In summary, the work of Kim et al. confirms that the gut–liver axis can modulate ISC fitness through PEDF. In physiological terms, PEDF, a soluble liver-derived factor, can confine ISC proliferation, whereas when intestinal inflammation occurs, excess LPS oppresses PEDF expression through the hepatic PPARα signaling pathway and paradoxically promotes ISC proliferation for the repair of damaged tissues. This pioneering study sheds light on a protective negative feedback loop of the gut–liver axis, substantially broadening the comprehension of organ mutual interactions aiding intestinal physiology and inflammation (Fig. 1). This finding also yields new insights for clinical drug development, whereby, for instance, FB as a PPARα agonist may hinder colon tumor progression through the principle of PEDF inhibition of ISC hyperproliferation (Luo et al. 2019), while the pro-inflammatory sidelights are based on the impaired ISC repair capacity (Qi et al. 2014). It might be useful to develop PPARα treatments with liver specificity or use PEDF-neutralizing antibodies to enhance the utility of the PPARα pathway in the practice. In the research, given that diverse polypeptides of PEDF show different biofunctions (Kim et al. 2024), the researchers found that 34-mer could serve as the active fragment of PEDF to exacerbate colitis, which on the one hand, the peptide could not completely replace the PEDF protein due to its instability, while on the other hand, it also offers a certain enlightenment for the more studies of PEDF polypeptides as well as the development of highly potent drugs. Additionally, patients with NAFLD have higher levels of PEDF (Yilmaz et al. 2011), which contributes to the non-invasive diagnosis (Yang et al. 2015), and the excessive PEDF leads to an elevated susceptibility to intestinal inflammation, which, together with the raised PEDF in patients with IBD during the acute phase, hints at the potential role as a biomarker linking CLD and acute IBD correlation.

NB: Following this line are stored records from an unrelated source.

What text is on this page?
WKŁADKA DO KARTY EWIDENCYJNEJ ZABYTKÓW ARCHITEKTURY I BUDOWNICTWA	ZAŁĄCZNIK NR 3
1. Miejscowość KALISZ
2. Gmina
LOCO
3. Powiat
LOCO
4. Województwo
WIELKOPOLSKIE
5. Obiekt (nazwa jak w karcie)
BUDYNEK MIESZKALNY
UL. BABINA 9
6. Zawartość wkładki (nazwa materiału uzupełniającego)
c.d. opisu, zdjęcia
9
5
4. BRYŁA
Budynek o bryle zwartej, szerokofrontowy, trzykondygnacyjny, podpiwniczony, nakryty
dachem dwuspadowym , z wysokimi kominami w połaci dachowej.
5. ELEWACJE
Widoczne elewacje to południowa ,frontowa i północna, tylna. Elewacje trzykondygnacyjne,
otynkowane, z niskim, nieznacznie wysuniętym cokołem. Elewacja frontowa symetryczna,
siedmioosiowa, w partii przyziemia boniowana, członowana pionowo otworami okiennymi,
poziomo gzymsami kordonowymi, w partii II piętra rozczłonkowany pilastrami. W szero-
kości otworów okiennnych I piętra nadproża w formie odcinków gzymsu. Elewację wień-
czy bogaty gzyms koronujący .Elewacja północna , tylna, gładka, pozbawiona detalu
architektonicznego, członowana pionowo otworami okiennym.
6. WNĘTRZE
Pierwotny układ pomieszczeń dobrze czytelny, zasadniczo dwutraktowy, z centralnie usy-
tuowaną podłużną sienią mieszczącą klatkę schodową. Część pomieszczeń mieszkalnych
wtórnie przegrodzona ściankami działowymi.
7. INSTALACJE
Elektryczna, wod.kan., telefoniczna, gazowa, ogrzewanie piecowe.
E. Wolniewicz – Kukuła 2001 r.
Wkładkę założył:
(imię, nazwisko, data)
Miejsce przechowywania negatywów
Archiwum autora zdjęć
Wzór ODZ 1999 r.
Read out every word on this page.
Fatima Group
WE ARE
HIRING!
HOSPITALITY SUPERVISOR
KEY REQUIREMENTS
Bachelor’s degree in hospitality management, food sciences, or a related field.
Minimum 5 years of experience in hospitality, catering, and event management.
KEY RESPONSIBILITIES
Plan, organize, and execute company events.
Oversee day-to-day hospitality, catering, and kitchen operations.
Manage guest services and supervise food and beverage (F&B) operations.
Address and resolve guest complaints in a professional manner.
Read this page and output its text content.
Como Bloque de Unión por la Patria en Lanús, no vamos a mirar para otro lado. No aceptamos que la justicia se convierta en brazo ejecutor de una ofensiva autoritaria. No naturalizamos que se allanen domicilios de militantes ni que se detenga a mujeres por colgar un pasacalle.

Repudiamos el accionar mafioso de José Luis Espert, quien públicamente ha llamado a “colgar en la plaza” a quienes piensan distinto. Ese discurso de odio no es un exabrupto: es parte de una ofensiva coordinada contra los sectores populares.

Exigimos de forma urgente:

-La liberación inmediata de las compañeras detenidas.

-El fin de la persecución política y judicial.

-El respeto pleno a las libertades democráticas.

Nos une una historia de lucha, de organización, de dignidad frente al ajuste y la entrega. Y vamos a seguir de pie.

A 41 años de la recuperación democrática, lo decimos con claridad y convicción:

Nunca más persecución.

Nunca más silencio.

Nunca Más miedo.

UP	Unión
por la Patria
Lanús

Notably, this study also raises concerning issues. In exploring the role of hepatokines on ISC proliferation, PEDF was screened because of its simultaneous eligibility for Wnt suppressor, liver secretomics, and plasma proteomics, yet other compliant ligands cannot be precluded from influencing ISC stemness. Subsequently, PEDF can act as a ligand for several receptors with various functions, such as due to its immune-related effects, additional splenectomy was required to exclude interfering factors in the present study, whereas PEDF is known to exacerbate the disease through the activation of inflammatory macrophages (Jones et al. 2018), further studies are necessary to elucidate the specific features of the different PEDF receptors in relation to intestinal homeostasis. Meanwhile, nor can other DAMPS apart from LPS as TLR ligands be dismissed in the process of microbial danger signals perceived by the liver. Moreover, we also observed that hepatectomy had no significant effect on mice fecal gut microbiota species at the phylum level, however, this still cannot be completely ruled out as a factor due to its geographic specificity of intestinal tracts as well as the possibility of PEDF-mediated dynamic regulation (Koning et al. 2023). What's more interesting is that whether PEDF can also indirectly affect ISC stemness by interacting with components of the intestinal stem cell niche, such as the mesenchymal-induced BMP functional gradients (Wu et al. 2021), needs to be further investigated. In furtherance, PEDF is also proven to support neural stem cell proliferation (Andreu-Agulló et al. 2009; Brook et al. 2020), which should draw more attention to whether hepatic PEDF communicates with other organs to influence cell stemness. In conclusion, the study by Kim et al. elucidates novel cellular and molecular mechanisms by which the gut–liver axis bidirectionally calibrates intestinal homeostasis and lays the groundwork for future studies of intestinal physiology and tissue repair between health and disease.